A government-backed review has urged FTSE 350 companies to renew their commitment to diversity by extending a target to them of filling one third of their senior leadership positions below board level with women.
The number of women on company boards has more than doubled since 2011 according to the Hampton-Alexander Review 2017.
The specific target for FTSE 350 companies is that they fill one third of senior leadership positions below board level with women.
The review, chaired by Sir Philip Hampton and the late Dame Helen Alexander, revealed almost 28 per cent of board positions in FTSE 100 companies are occupied by women - up from 12.5 per cent in 2011.
In that time the number of all-male FTSE 350 company boards fell to eight from 152.
The review’s target for FTSE 100 companies is 33 per cent for women on boards by 2020.
For FTSE 350 companies to catch up at least 40 per cent of appointments to senior positions would have to be filled by women over the next three years.
Sir Philip, the chairman of GlaxoSmithKline, said: “Some of our largest companies have made significant progress towards meeting these challenging targets, both on boards and in their leadership teams.
“We should be seeing all FTSE companies now making strides to improve the gender balance at the top.
“This year we have seen progress pick up on FTSE 100 boards and go slow elsewhere.
“We must now renew commitment to this important issue for UK business to fully harness the under-utilised potential of the many talented women in the workplace.”
The government established the Business Diversity and Inclusion Group in February this year, to bring together business leaders and organisations to coordinate action to remove barriers in the workplace and introduced mandatory reporting of gender pay gaps in April for voluntary, public and private sector employers with 250 staff or more.
The review found the best performer in the FTSE 100 was Next, where 47 per cent of its senior leadership is female, followed by Marks & Spencer which has 43.2 per cent.

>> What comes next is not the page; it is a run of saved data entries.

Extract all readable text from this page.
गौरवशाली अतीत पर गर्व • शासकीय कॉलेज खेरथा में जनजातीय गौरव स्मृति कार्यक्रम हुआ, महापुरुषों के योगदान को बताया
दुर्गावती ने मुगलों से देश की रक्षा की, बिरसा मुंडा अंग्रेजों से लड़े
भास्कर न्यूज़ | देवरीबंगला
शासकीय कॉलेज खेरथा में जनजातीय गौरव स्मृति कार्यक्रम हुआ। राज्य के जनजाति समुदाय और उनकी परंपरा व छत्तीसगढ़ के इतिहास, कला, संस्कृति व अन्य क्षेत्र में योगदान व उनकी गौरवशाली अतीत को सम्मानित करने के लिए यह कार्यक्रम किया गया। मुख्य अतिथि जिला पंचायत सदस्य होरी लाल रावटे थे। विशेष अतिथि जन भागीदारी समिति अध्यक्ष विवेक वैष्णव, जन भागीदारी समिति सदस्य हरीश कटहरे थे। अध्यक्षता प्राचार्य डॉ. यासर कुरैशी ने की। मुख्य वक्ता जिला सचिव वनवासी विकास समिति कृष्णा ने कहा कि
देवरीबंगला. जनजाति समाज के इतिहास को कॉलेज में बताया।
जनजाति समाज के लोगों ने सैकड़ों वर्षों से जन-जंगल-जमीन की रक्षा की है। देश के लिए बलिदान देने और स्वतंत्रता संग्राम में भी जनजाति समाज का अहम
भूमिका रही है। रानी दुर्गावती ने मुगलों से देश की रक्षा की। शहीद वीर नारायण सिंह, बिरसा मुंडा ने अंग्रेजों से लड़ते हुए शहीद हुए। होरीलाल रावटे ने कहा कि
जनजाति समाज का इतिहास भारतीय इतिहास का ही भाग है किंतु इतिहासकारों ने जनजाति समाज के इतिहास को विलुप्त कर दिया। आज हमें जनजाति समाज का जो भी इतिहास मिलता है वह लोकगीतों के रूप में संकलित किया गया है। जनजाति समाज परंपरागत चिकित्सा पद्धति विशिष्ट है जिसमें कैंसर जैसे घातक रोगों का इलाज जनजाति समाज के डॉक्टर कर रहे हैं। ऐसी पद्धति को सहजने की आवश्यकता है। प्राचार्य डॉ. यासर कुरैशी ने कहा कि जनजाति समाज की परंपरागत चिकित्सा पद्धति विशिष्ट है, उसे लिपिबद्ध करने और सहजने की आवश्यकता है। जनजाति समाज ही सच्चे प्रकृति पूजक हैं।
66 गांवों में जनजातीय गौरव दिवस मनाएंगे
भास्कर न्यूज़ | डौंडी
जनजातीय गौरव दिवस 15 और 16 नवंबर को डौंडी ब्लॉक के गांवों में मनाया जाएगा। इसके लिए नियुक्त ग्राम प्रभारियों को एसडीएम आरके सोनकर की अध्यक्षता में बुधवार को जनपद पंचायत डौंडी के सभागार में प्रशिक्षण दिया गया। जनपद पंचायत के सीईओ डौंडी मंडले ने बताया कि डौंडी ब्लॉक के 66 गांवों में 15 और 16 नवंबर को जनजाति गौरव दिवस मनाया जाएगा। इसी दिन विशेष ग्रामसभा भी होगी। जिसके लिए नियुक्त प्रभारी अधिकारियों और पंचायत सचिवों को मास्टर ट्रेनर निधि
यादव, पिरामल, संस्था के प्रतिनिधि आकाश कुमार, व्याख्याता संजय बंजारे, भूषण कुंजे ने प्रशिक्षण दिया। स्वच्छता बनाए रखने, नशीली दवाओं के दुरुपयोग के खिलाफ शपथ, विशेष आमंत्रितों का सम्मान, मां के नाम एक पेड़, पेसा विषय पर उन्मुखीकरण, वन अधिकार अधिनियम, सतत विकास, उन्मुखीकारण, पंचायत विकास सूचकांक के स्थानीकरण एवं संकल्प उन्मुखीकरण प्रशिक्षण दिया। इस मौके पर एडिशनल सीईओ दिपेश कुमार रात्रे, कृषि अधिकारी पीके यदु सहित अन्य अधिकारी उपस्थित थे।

Among the all-male executive committees, seven were in the FTSE 100 and included St James’s Place, Barclays and BP.
Justine Greening, education secretary and minister for women and equalities said: “Tackling inequality in the boardroom and ensuring more women get into senior leadership positions is not just good business sense, it is vital to our economy.
“It is great to see some of our top companies really stepping up to address gender imbalances on their boards. We are making progress, but there is still a long way to go.
“That is why we all need to do our bit to improve workplace equality. The government is continuing to work with business to help remove the barriers that can hold women back in their careers.
“This includes being one of the first countries in the world to require all large employers to publish their gender pay and bonus data.”